Надо сказать, взгляд у капитана был какой-то особенный: обычно пронзительно ясный и будто подернутый тонким ледком, как вода в озерце зимним утром, он порою вдруг теплел, делаясь дружелюбным и приветливым, и тогда казалось, что жаркий луч пробил ледяную корку, хотя лицо сохраняло бесстрастную и невозмутимую значительность. Была у него и другая улыбка – приберегалась для тех случаев, когда грозила опасность или томила печаль: тогда, встопорщивая ус, слегка кривились влево уголки губ, и на лице появлялась либо угроза, неотвратимая, как разящий удар шпаги – он, впрочем, следовал без промедления – либо глубокая скорбь.
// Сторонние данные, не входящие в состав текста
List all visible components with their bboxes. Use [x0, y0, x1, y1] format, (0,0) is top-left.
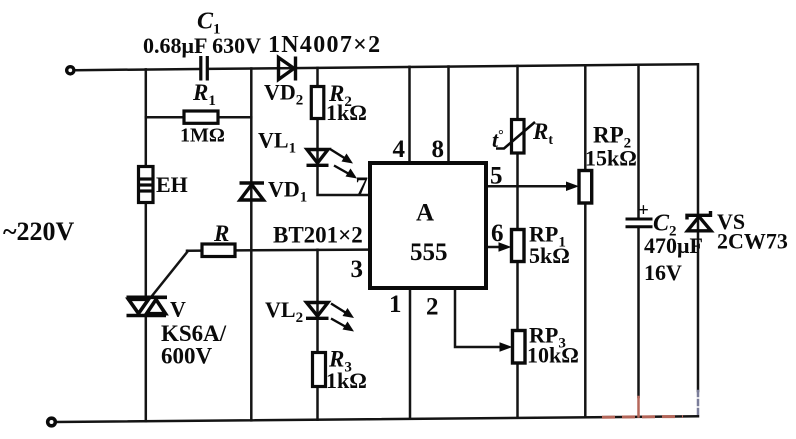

Последнее случалось в те дни, когда капитан в полном молчании и совершенном одиночестве выпивал в один присест несколько бутылок вина.

Высосет литра три с лишним – и ничего: только время от времени характерным своим жестом утрет усы, вперив неподвижный взгляд в стену. «Призраков отгоняю», – говаривал он в таких случаях, хотя ни разу не удалось ему сделать так, чтобы они сгинули навсегда.

В то утро, заметив, что я поджидаю его на площади, он улыбнулся мне своей первой улыбкой: лицо осталось каменно непроницаемым, речи сохранили суровую краткость, но глаза, выдавая истинные его чувства, засветились приветливо. Потом огляделся по сторонам и, явно довольный тем, что у ворот его не подкарауливает никто из кредиторов, подошел ко мне, сбросил, не боясь озябнуть, плащ, туго свернул его и сунул мне в руки со словами:

– Иньиго, сожги его. Клопы кишмя кишат.

От плаща, как и от его владельца, пахло сильно и скверно. Прочая одежда капитана тоже полна была этими кровожадными тварями так, словно он собрался разводить их на продажу. Но это выяснилось через час, в банях Мендо-тосканца, отставного солдата, некогда служившего в Неаполе, а ныне – цирюльника. Он чрезвычайно ценил и уважал капитана.